功德寺原本就地方偏遠,這地方上的差役倒也來看過一回。收了好處後自然再也不來打攪,這可是修廟積功德的事情。拿了銀子自然也要積一份功德,而很塊大片的土地就被木籬笆圈了起來,一直延伸到靠近的河邊。
而從周圍請來的木工、瓦工叮叮噹噹開始修廟時,在靠河的河岸上,卻很快修建起一片木板房,不時有人從外面用馬車運來不少東西,貴人對於這些修廟的工匠開的工錢十分厚道。而且每天還包吃三頓,不過卻與工人們說的很清楚,平日裡只能在這工地上走動。
這外面都有貴人帶來的家丁看着。有一天,四槐村的王大沒事亂晃悠,結果被家丁看到了,直接就取消了他在功德寺的木匠活,這一個月大5兩銀子的好收入就沒有,這時期被工匠們都引以爲戒,這銀子可不扎手,沒必要因爲晃盪丟了銀子。
站在土丘上的一根大樹杈上,岑鵬正拿着望遠鏡仔細的觀察着遠處的水道,他的腳下、土丘的下面,就是功德寺正在緊張開工的工地,十幾個木工、泥瓦工正乾的熱火朝天,而他這個貴人卻偷偷摸摸爬上土丘,不過他自然不是來偷偷監工的。
這裡是他和劉盛在北京城轉悠了不少時間後才找到的落腳點,情報司在北京自然也有落腳處,不過他們倆考慮到這次任務的特殊性,任何一點可能牽扯到大人的痕跡都不可以存在的,所以,他們找了這麼個藉口,把這片靠近河道的地方給圈了下來。
河道向東不到兩裡地就是八旗火器營的營地,站在岑鵬這個位置,用望遠鏡都能看到那一大片連綿不斷的軍營,從平原上一路延伸到河道旁,再向東就是鑲藍旗的青龍橋旗城,河道轉過青龍橋便能直入昆明湖。
這一段水道足足有5裡多地,不過,這已經是能找到的最靠近昆明湖的地方,這邊大片的土地早就被皇家徵用,周圍都是拱衛京師的八旗營地,還有就是幾個旗城,這種地方只有那些不事生產、吃着鐵桿莊稼的旗人才能生活的天地。
他現在正在觀察遠處八旗火器營的情況,這個火器營自然是不早些年那種玩鳥銃、擡槍的老掉牙軍隊,而是在中法之戰後,依照宮裡意思,由李中堂向英國人購買了新式的馬梯尼後裝槍武裝起來的新式八旗練軍。
不過,現在已經是上午9點時光,整個兵營竟然還是靜悄悄毫無聲息,這可與晚上看到的情形大相庭徑,昨天夜裡,他在樹梢上待到半夜時分,兵營裡竟然還是燈火通明,隔着這距離上,也看到巡哨的士兵,卻不知道爲何整夜都鬧騰的厲害。
所以,他稍微趴了一個時辰就早早爬起來準備仔細在觀察觀察,結果卻讓他大爲奇怪,雖然他知曉的,大清軍中,除了廣東粵軍六鎮外,完全不存在另外一支軍隊會一週操練7天的,即便是最精銳的淮軍,據說是一週一練,而且也是走個形式而已。

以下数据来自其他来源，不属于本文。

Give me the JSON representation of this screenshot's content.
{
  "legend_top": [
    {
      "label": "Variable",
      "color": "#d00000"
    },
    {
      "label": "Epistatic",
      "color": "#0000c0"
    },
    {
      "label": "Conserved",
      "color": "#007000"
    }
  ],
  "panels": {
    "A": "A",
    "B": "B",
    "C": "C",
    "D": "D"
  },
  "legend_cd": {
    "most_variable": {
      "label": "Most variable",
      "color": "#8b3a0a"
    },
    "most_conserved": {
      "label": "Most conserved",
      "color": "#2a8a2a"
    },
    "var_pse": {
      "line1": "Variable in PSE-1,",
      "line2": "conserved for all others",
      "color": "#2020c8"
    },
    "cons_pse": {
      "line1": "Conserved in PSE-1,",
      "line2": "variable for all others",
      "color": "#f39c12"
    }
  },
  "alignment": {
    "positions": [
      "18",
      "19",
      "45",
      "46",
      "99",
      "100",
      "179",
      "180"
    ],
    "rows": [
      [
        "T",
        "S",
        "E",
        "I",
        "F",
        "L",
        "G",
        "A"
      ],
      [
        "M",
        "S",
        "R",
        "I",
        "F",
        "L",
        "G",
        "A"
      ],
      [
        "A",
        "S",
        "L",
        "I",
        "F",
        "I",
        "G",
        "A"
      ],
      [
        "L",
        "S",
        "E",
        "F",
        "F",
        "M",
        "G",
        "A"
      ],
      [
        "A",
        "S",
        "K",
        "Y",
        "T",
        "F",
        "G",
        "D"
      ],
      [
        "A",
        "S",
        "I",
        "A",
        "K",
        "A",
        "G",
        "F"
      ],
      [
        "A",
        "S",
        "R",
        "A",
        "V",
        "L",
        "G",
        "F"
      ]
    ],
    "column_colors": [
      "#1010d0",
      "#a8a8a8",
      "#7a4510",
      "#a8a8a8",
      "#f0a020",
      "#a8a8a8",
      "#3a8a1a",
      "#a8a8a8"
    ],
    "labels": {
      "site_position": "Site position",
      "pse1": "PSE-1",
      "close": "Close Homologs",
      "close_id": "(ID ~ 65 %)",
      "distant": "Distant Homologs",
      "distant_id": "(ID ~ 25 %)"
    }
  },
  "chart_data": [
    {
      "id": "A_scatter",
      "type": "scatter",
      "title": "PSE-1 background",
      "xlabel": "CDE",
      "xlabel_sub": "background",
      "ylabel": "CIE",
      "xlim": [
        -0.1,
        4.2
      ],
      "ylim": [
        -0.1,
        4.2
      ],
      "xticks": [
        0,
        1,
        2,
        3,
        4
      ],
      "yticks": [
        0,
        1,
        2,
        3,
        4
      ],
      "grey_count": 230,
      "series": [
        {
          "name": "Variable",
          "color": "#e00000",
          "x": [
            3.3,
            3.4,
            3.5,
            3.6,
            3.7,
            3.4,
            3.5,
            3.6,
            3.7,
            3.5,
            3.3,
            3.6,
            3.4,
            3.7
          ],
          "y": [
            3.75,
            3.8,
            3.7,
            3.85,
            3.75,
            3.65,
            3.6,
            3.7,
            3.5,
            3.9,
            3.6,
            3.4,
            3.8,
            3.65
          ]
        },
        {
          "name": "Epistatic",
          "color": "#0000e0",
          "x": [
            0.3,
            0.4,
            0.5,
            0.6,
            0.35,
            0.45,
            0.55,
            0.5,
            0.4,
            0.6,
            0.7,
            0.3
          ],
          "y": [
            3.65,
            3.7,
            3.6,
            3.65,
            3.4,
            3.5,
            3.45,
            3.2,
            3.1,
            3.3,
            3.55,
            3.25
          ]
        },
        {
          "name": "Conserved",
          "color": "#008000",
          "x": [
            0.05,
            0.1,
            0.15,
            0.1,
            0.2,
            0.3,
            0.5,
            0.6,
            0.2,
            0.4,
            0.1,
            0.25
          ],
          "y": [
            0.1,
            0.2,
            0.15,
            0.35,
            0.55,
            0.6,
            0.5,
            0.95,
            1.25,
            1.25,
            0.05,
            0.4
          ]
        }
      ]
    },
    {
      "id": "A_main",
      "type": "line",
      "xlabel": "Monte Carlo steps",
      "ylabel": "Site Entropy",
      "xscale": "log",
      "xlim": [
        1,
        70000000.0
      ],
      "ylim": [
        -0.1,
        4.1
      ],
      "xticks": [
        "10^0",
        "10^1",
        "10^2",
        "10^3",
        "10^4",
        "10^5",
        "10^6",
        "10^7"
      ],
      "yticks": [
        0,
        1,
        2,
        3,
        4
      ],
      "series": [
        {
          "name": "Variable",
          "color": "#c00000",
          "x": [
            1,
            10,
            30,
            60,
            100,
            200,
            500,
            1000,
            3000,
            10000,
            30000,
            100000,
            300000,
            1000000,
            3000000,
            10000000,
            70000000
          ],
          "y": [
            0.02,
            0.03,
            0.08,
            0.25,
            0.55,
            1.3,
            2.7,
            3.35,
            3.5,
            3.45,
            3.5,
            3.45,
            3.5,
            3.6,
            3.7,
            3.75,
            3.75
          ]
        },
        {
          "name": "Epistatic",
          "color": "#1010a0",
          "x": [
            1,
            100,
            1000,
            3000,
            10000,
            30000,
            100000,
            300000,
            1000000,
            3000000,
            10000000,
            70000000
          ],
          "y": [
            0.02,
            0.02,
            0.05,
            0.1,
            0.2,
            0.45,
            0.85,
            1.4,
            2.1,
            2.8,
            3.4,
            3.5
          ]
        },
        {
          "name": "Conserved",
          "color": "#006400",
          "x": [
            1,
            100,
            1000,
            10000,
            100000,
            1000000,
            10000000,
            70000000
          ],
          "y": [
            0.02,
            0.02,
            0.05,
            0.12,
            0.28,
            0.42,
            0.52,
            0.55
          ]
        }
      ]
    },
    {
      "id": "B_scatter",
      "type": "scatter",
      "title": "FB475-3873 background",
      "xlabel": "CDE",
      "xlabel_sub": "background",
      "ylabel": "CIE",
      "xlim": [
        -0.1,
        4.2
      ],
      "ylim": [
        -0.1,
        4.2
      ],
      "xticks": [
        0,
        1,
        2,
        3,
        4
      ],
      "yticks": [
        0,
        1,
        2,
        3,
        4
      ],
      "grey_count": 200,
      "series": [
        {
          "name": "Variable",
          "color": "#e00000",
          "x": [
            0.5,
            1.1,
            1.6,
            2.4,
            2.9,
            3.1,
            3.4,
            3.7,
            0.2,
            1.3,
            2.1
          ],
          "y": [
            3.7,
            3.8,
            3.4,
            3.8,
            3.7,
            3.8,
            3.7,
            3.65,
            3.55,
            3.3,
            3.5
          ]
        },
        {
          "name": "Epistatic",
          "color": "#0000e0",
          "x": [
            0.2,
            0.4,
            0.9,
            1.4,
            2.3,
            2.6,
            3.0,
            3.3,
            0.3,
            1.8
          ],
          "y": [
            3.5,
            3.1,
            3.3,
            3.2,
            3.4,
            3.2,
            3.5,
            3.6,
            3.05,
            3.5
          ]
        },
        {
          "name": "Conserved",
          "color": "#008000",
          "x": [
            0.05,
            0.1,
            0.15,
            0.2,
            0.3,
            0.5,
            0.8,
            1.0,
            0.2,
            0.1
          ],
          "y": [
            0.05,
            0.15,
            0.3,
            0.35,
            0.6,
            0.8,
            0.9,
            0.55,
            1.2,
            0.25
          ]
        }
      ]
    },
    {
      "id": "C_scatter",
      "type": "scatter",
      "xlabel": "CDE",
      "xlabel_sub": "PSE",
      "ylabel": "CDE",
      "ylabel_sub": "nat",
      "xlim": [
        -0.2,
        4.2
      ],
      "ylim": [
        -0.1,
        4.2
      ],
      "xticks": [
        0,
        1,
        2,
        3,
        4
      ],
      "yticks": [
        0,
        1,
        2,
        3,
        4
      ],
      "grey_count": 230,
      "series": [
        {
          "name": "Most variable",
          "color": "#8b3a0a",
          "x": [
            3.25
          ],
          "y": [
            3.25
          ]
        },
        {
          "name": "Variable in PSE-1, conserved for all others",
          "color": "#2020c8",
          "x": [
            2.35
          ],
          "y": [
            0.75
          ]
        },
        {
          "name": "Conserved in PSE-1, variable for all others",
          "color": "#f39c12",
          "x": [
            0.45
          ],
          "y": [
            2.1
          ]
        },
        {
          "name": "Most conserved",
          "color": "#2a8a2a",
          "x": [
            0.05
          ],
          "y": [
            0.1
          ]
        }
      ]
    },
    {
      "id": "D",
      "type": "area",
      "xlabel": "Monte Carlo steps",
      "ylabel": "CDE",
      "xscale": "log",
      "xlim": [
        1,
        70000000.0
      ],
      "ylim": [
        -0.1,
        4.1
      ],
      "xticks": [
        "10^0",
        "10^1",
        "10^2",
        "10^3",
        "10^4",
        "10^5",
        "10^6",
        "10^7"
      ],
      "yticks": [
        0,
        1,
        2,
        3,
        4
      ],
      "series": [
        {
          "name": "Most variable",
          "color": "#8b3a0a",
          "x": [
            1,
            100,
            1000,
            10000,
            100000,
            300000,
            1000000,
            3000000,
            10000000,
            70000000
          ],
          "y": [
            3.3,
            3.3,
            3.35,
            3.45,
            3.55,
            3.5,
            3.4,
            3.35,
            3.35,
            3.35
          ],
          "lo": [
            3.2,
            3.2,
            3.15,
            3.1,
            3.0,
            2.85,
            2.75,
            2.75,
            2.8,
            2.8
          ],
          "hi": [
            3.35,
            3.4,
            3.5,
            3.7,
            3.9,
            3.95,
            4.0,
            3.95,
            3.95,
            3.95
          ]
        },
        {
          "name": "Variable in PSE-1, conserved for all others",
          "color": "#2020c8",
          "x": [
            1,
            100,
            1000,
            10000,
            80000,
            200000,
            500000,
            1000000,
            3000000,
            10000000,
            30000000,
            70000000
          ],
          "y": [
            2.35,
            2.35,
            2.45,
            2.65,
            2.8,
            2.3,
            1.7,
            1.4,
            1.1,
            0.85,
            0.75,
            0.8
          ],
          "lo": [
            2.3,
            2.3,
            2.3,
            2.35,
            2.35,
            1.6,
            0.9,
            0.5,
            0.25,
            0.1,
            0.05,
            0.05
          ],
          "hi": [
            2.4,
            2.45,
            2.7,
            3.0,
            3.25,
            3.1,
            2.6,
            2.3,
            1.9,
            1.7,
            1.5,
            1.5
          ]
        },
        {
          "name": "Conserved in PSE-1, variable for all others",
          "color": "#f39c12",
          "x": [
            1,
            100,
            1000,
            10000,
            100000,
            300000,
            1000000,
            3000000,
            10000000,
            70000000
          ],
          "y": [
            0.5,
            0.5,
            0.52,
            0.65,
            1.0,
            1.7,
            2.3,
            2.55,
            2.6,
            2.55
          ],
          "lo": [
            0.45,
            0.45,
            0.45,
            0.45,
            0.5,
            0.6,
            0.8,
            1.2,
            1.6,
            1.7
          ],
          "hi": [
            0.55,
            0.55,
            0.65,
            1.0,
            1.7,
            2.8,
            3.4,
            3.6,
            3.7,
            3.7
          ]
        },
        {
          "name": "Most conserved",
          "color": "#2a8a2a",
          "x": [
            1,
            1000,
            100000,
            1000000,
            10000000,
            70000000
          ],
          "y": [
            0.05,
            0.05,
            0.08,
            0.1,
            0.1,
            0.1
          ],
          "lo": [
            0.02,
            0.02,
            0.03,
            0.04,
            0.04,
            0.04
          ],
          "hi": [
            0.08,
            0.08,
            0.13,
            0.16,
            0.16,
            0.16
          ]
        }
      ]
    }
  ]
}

很顯然,今天這支八旗火器營肯定是不會操練了!一會兒工夫,出去打探情報的劉盛也回來了,手裡拿着幾個饅頭和一碟醬菜過來找他了,兩人在樹下一塊平石板上坐下,沾着辣醬和着醬菜邊吃邊輕聲交流。
“這邊河道情況有沒有辦法打聽到?”岑鵬最關心的自然是這個。
“和情報司的說了,他們也有些頭痛,不過再想辦法,畢竟這邊都是旗城的地盤,普通身份也不好來,來了沒個說法也容易讓人生疑,不過他們拍胸脯應下了!”劉盛狠狠的咬了口饅頭,對於這北方伙食的不適應倒是更甚於該死的天氣。
岑鵬聽了輕聲的噢了一句,想了想看看天氣,這季節廣州那可還暖和着呢,這該死的京城裡已經可以套上厚厚的襖子了,有些但有的問道:“劉盛,這天氣水已經寒了,到下個月那得冷成什麼樣子?到時候下得了水嘛?”
“我也擔心這個……我們畢竟在南方打仗多,這天寒地凍的,還真沒遇到過!”劉盛想了想,這才說道:“我帶一組、二組去找個地方做相關訓練,時間緊迫,不可能臨時有替補方案了,必須我們自己想辦法!”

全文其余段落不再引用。